2) “Ma la spesa pubblica rappresenta il reddito di qualcuno!” Questa frase è una versione terribilmente caricaturale di alcune riflessioni dell’economista John Maynard Keynes e di successivi autori che si riconoscono nel suo pensiero, a partire da Trygve Haavelmo e Nicholas Kaldor. L’idea sottostante è che la domanda aggregata di beni e servizi sia più efficacemente sostenuta dalla spesa pubblica che dalla spesa privata, per cui il Pil e l’occupazione sono spinti verso l’alto da una tassazione che sposta risorse a vantaggio del settore pubblico, dal momento che “i cittadini” spenderebbero di meno. Messo in questi termini, il ragionamento porta al paradosso secondo cui la scelta migliore consisterebbe nel tassare al 100% il reddito dei cittadini per poi lasciare allo stato la decisione su come spenderlo. Dal momento che conta l’economia reale, cioè la produzione di beni e servizi, non è molto chiaro chi avrebbe voglia di produrre questi beni e questi servizi se il reddito che ne ricava è nullo, dato che è espropriato interamente dallo stato.

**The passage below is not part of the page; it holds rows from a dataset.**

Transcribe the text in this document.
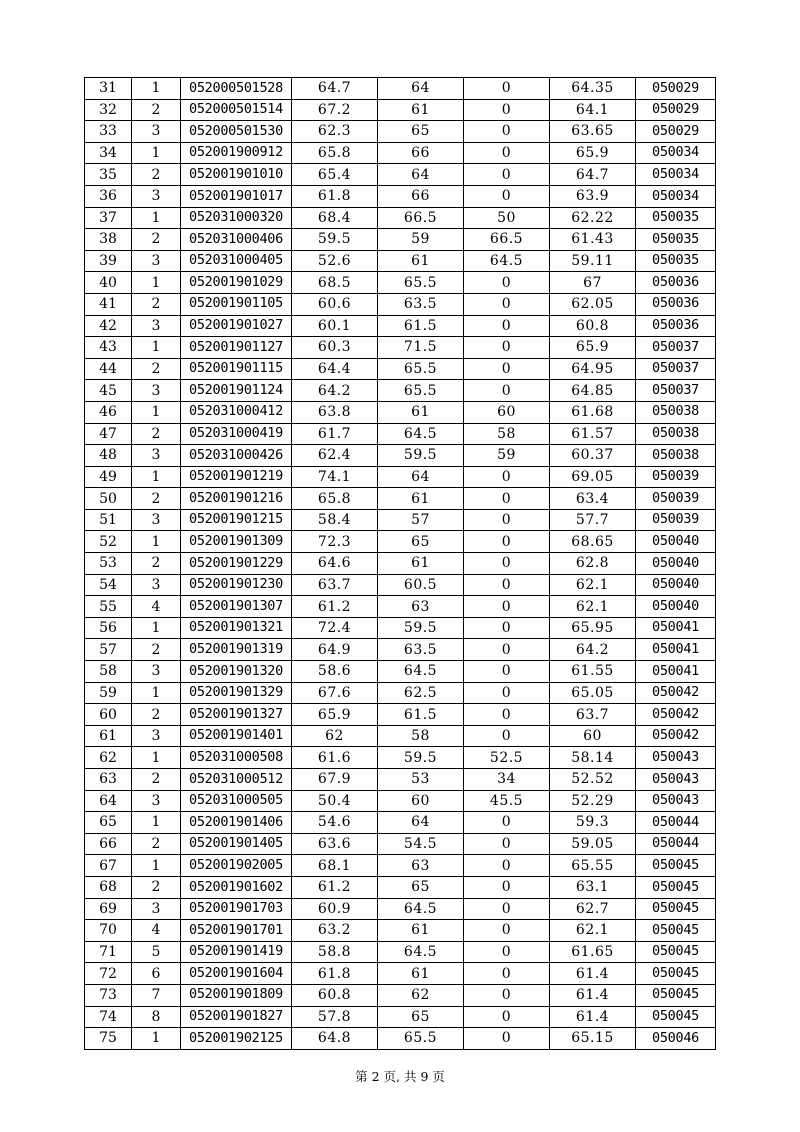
31	1	052000501528	64.7	64	0	64.35	050029
32	2	052000501514	67.2	61	0	64.1	050029
33	3	052000501530	62.3	65	0	63.65	050029
34	1	052001900912	65.8	66	0	65.9	050034
35	2	052001901010	65.4	64	0	64.7	050034
36	3	052001901017	61.8	66	0	63.9	050034
37	1	052031000320	68.4	66.5	50	62.22	050035
38	2	052031000406	59.5	59	66.5	61.43	050035
39	3	052031000405	52.6	61	64.5	59.11	050035
40	1	052001901029	68.5	65.5	0	67	050036
41	2	052001901105	60.6	63.5	0	62.05	050036
42	3	052001901027	60.1	61.5	0	60.8	050036
43	1	052001901127	60.3	71.5	0	65.9	050037
44	2	052001901115	64.4	65.5	0	64.95	050037
45	3	052001901124	64.2	65.5	0	64.85	050037
46	1	052031000412	63.8	61	60	61.68	050038
47	2	052031000419	61.7	64.5	58	61.57	050038
48	3	052031000426	62.4	59.5	59	60.37	050038
49	1	052001901219	74.1	64	0	69.05	050039
50	2	052001901216	65.8	61	0	63.4	050039
51	3	052001901215	58.4	57	0	57.7	050039
52	1	052001901309	72.3	65	0	68.65	050040
53	2	052001901229	64.6	61	0	62.8	050040
54	3	052001901230	63.7	60.5	0	62.1	050040
55	4	052001901307	61.2	63	0	62.1	050040
56	1	052001901321	72.4	59.5	0	65.95	050041
57	2	052001901319	64.9	63.5	0	64.2	050041
58	3	052001901320	58.6	64.5	0	61.55	050041
59	1	052001901329	67.6	62.5	0	65.05	050042
60	2	052001901327	65.9	61.5	0	63.7	050042
61	3	052001901401	62	58	0	60	050042
62	1	052031000508	61.6	59.5	52.5	58.14	050043
63	2	052031000512	67.9	53	34	52.52	050043
64	3	052031000505	50.4	60	45.5	52.29	050043
65	1	052001901406	54.6	64	0	59.3	050044
66	2	052001901405	63.6	54.5	0	59.05	050044
67	1	052001902005	68.1	63	0	65.55	050045
68	2	052001901602	61.2	65	0	63.1	050045
69	3	052001901703	60.9	64.5	0	62.7	050045
70	4	052001901701	63.2	61	0	62.1	050045
71	5	052001901419	58.8	64.5	0	61.65	050045
72	6	052001901604	61.8	61	0	61.4	050045
73	7	052001901809	60.8	62	0	61.4	050045
74	8	052001901827	57.8	65	0	61.4	050045
75	1	052001902125	64.8	65.5	0	65.15	050046
第 2 页, 共 9 页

È pericoloso per lo sviluppo futuro di un paese il ragionamento secondo cui lo stato in ogni caso è capace di decidere meglio dei cittadini a proposito di come spendere il reddito prodotto dai cittadini stessi

Anche senza voler portare il discorso all’estremo, l’idea che la spesa pubblica “compri più beni” del reddito lasciato ai privati può avere un senso quando si stia ragionando su acquisti di beni e servizi da parte del settore pubblico stesso (ad esempio nella forma di investimenti pubblici), mentre il discorso ha molto meno senso se la spesa pubblica consiste in trasferimenti ai cittadini (nella forma di sussidi, pensioni eccetera) in quanto la metaforica palla relativa a “quanto del reddito viene speso” torna ai cittadini stessi. E dunque bisogna confrontare la propensione al consumo di chi viene tassato rispetto a chi riceve il trasferimento da parte dello stato: se in media chi viene tassato spende una percentuale maggiore del proprio reddito rispetto a chi riceve un trasferimento l’argomentazione cade rovinosamente, anzi si traduce nel suo contrario: il reddito e l’occupazione del paese crescono se si tassa di meno, non di più.

Intendiamoci: le aree in cui l’intervento pubblico nella forma di spesa diretta – anche se non necessariamente esclusiva – da parte dello stato sono molte e importanti: dalla difesa da aggressioni esterne all’ordine pubblico, dalla redistribuzione del reddito e della ricchezza allo stato sociale (che raggruppa pensioni, sanità, istruzione e sussidi contro la disoccupazione). Tuttavia, è pericoloso per lo sviluppo futuro di un paese il ragionamento secondo cui lo stato in ogni caso è capace di decidere meglio dei cittadini a proposito di come spendere il reddito prodotto…dai cittadini medesimi, anche se questa spesa pubblica – per usare un pietoso eufemismo – non è esente da sprechi e inefficienze.

Perché tutto questo paternalismo? Perché questa paura per le libere scelte dei cittadini?